布奇虽谐音"不奇",却是村里有有名的好奇鬼,这家闹啥矛盾了,那家出啥问题了,您就看吧,现场绝对有他的脚印,倒不是说是他干的,但他有时却了解的比当事人还清楚,这不,他对花儿的了解已经比他人不知高多少的层次了,至于原因,或许归功于他那跟谁都能成朋友的能力。
花儿再次醒来已不是在地上了,而是在一个比地面高出一些的平台上,这是床吗,她想,她不敢笃定,因为在她的认知中,床应该是有着柔软触感的地方,可自己的身下,却不比地面软多少,不同的,或许就是盖在她身上的一层多次补丁的被子,肌肉的酸疼没有减轻,花儿缓慢地转动脖子,妄图看清所处空间的全貌。
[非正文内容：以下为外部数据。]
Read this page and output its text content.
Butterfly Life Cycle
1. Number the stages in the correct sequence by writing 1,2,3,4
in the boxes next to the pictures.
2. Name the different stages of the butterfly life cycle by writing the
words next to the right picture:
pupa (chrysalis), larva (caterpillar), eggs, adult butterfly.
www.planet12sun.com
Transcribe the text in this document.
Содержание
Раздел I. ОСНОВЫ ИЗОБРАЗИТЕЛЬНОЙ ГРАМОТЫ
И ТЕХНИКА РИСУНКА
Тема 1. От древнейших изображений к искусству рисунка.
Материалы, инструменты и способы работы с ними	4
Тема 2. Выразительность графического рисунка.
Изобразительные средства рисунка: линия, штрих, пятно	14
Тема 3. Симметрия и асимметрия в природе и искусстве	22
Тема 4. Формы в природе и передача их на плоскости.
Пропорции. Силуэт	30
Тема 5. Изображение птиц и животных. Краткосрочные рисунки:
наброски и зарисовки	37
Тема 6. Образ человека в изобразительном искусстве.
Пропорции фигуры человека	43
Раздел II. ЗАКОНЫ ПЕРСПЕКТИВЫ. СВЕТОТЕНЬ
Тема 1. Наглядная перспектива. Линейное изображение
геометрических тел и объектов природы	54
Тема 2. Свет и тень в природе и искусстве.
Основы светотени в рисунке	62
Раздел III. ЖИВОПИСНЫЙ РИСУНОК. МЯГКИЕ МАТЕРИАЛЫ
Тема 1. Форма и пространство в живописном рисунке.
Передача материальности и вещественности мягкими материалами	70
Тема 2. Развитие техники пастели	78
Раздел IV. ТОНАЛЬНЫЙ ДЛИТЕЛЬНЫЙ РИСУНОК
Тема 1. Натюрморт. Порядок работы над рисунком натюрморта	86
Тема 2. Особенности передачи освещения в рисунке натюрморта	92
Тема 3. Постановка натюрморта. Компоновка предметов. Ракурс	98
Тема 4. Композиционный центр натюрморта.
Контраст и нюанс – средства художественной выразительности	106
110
"姐姐,你醒了啊"稚嫩的童声,夹杂这些许沙哑,又让花儿感到不安,可她面前的,却只是一个有着白色眼睛的小男孩,头发有些发黄,脸颊红红的,除此之外,至少脸上,都是黑的,包括牙齿,像是吃了一嘴泥一样,看着眼前的孩子,花儿的不安有所减轻。
"小奇,回来,大姐姐才醒,你别又把人家吓昏了",又是一种稍许成熟的声音,只是语气又些不妙,"姐姐,你是不是看人家比你白,嫉妒了?""你……,算了,算了,好女不和男斗,你出去,我给她换下衣服。""啊?我不能在里面吗?""别逼我骂你。"
花儿听着两人的一来一回,紧绷的神经也松弛下来,似乎,他们不是什么坏人,随着那男孩的出去,另一个女孩向花儿走了过来,手上还拿着和他们的衣服出不多的一身服装,边走,边打量着花儿的脸。
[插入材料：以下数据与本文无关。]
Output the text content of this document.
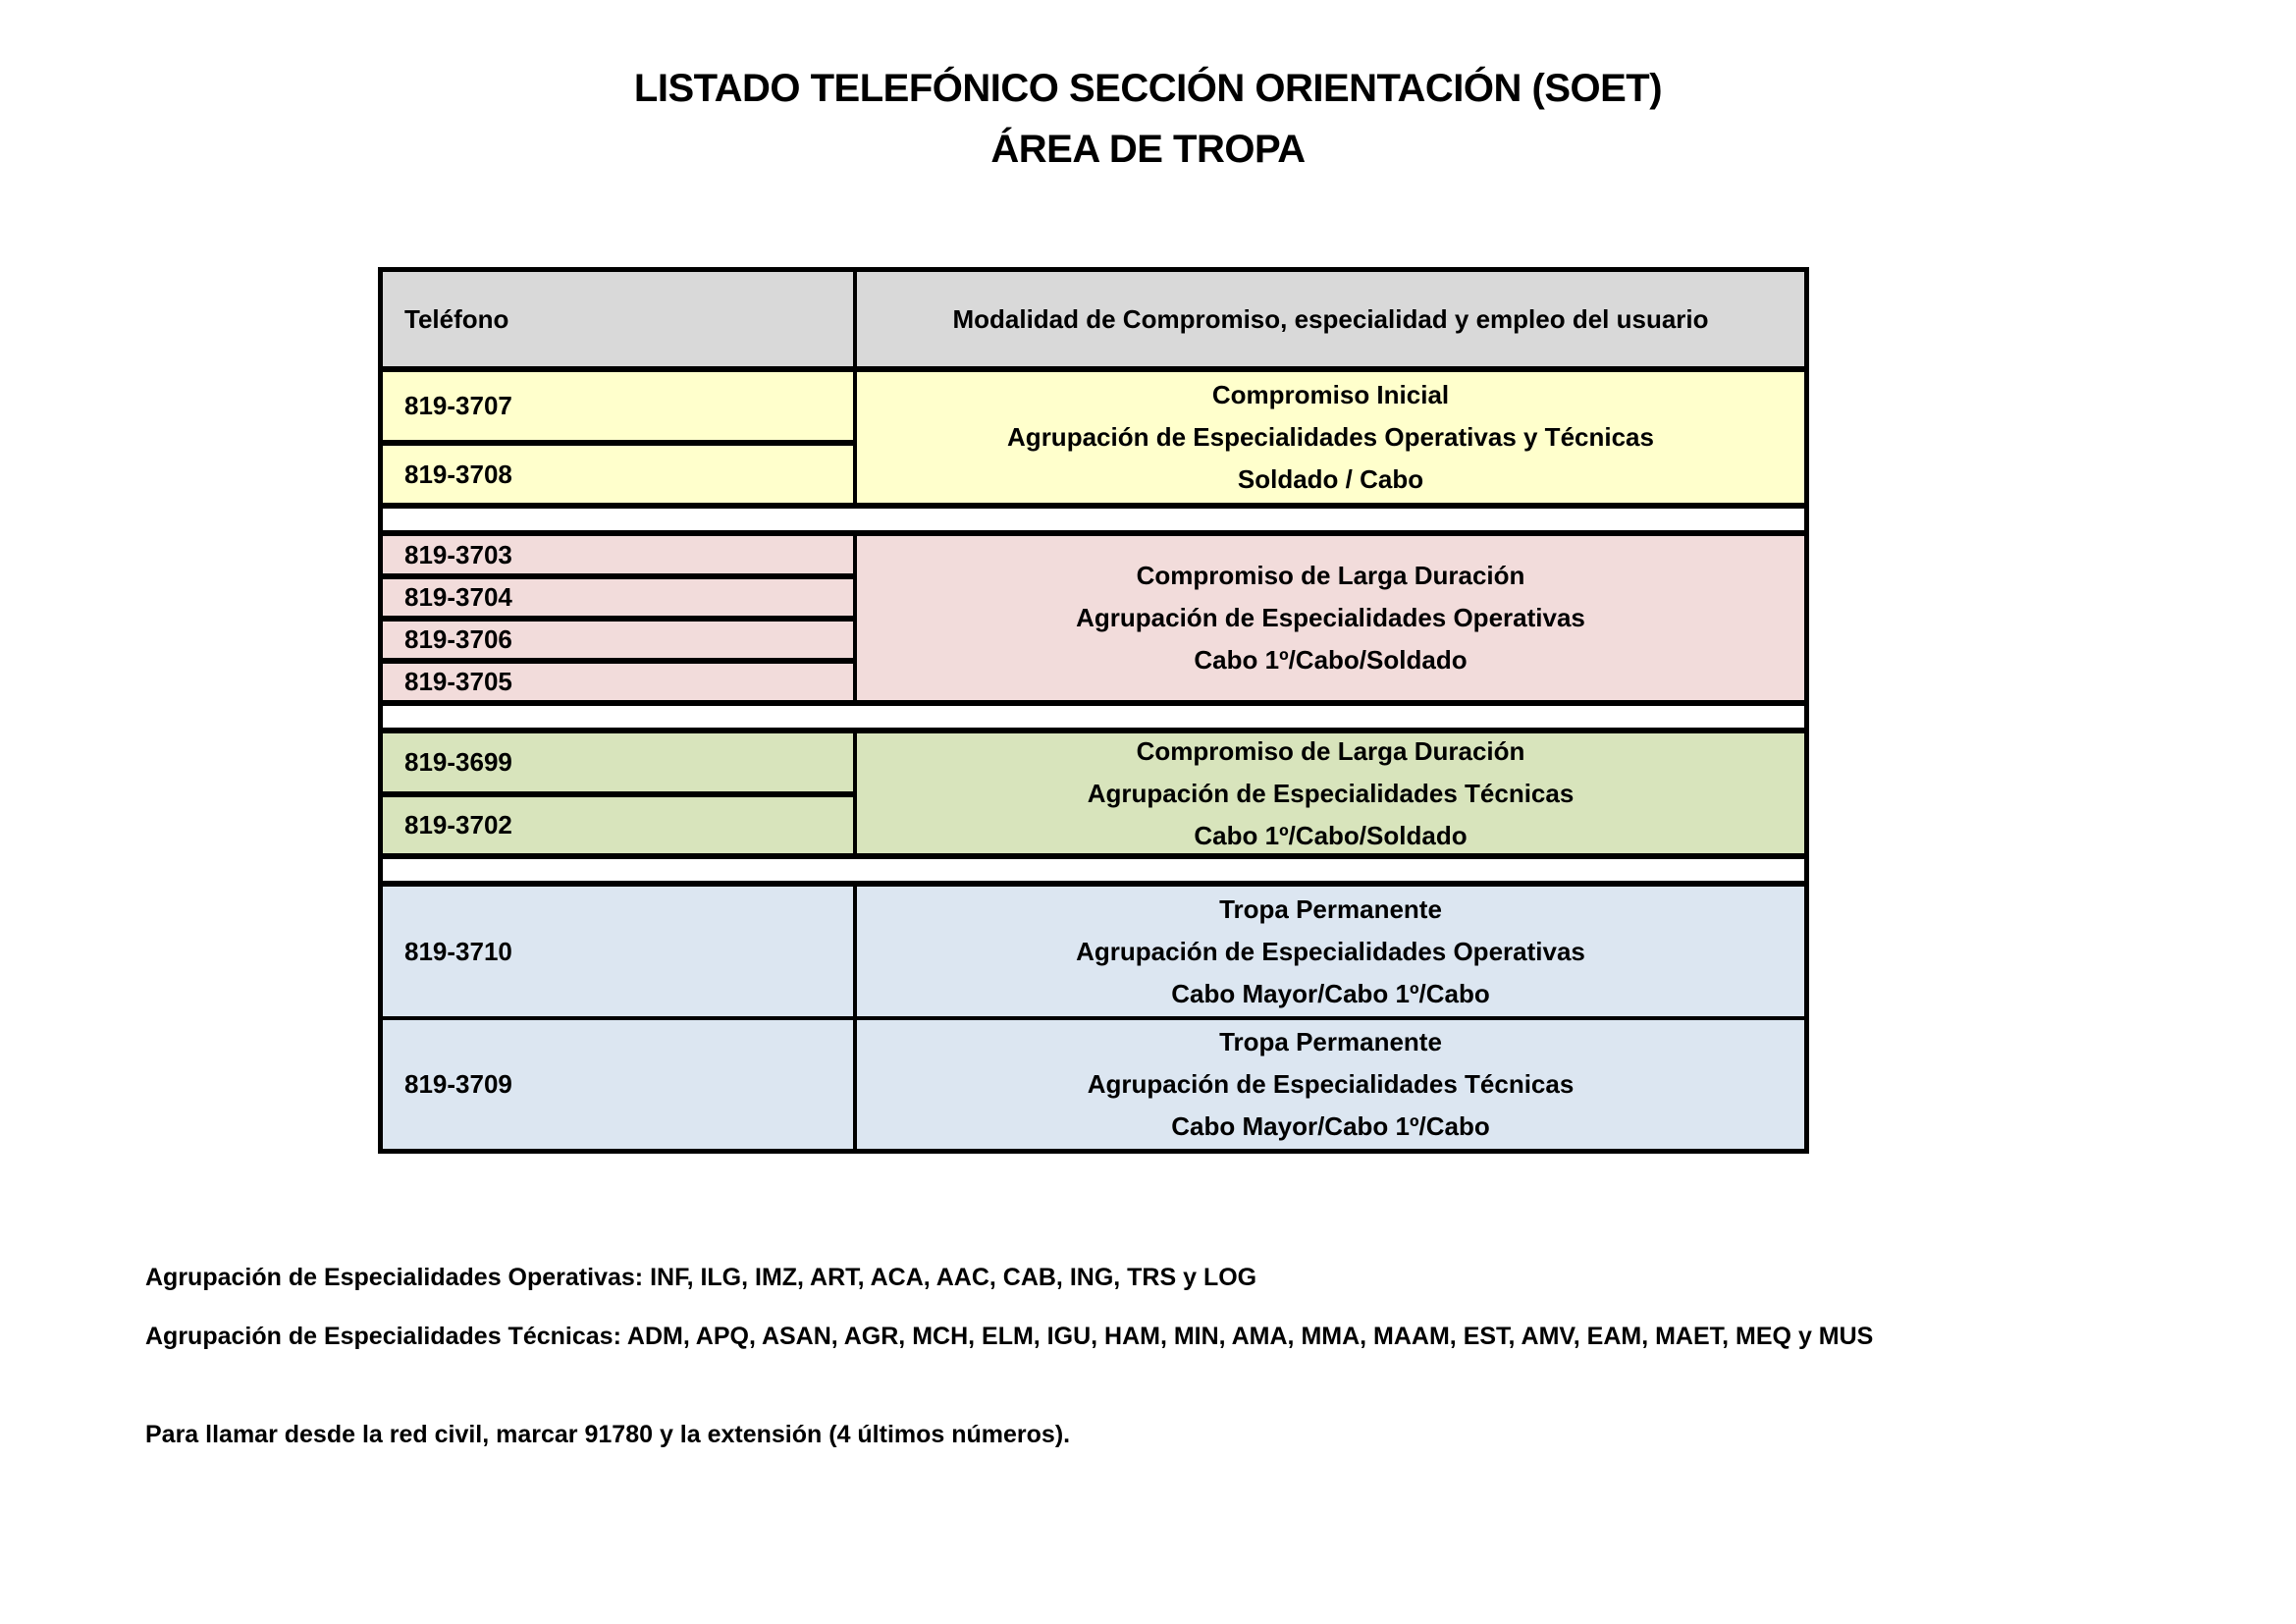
LISTADO TELEFÓNICO SECCIÓN ORIENTACIÓN (SOET)
ÁREA DE TROPA
Teléfono	Modalidad de Compromiso, especialidad y empleo del usuario
819-3707
819-3708
Compromiso Inicial
Agrupación de Especialidades Operativas y Técnicas
Soldado / Cabo
819-3703
819-3704
819-3706
819-3705
Compromiso de Larga Duración
Agrupación de Especialidades Operativas
Cabo 1º/Cabo/Soldado
819-3699
819-3702
Compromiso de Larga Duración
Agrupación de Especialidades Técnicas
Cabo 1º/Cabo/Soldado
819-3710
Tropa Permanente
Agrupación de Especialidades Operativas
Cabo Mayor/Cabo 1º/Cabo
819-3709
Tropa Permanente
Agrupación de Especialidades Técnicas
Cabo Mayor/Cabo 1º/Cabo
Agrupación de Especialidades Operativas: INF, ILG, IMZ, ART, ACA, AAC, CAB, ING, TRS y LOG
Agrupación de Especialidades Técnicas: ADM, APQ, ASAN, AGR, MCH, ELM, IGU, HAM, MIN, AMA, MMA, MAAM, EST, AMV, EAM, MAET, MEQ y MUS
Para llamar desde la red civil, marcar 91780 y la extensión (4 últimos números).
"你好,我叫布黎,刚才的那个人是我弟弟布奇,他就那样儿,别太在意昂"说着,布黎的脸上出现和善的面容,看着眼前的同性,花儿随着她的走近稍微往后缩了缩,却也只能任她摆布,脱下了那一身的洋装,换上了干练的衣服。
"黎姐,你妈叫你,好像是战士们回来了"外面传来女生的喊叫,把布黎牵了回去,除了第一句话,布黎再没和花儿说一句话,而让花儿印象最深的,便是那一双格外有力的,却很粗糙的一双手。
那小黑脸又带着两只灯笼探了出来,为了穿衣,花儿忍痛坐了起来,视角变高,她才看见在那孩子的身后有着密密麻麻的影子,看长度,大多与那男孩差不多高,布黎是先出去的,那小黑头探进来后,不多时便一个踉跄差点摔那儿,伴着门外传来此起彼伏的笑声,凶手各位读者大抵都已经知道了。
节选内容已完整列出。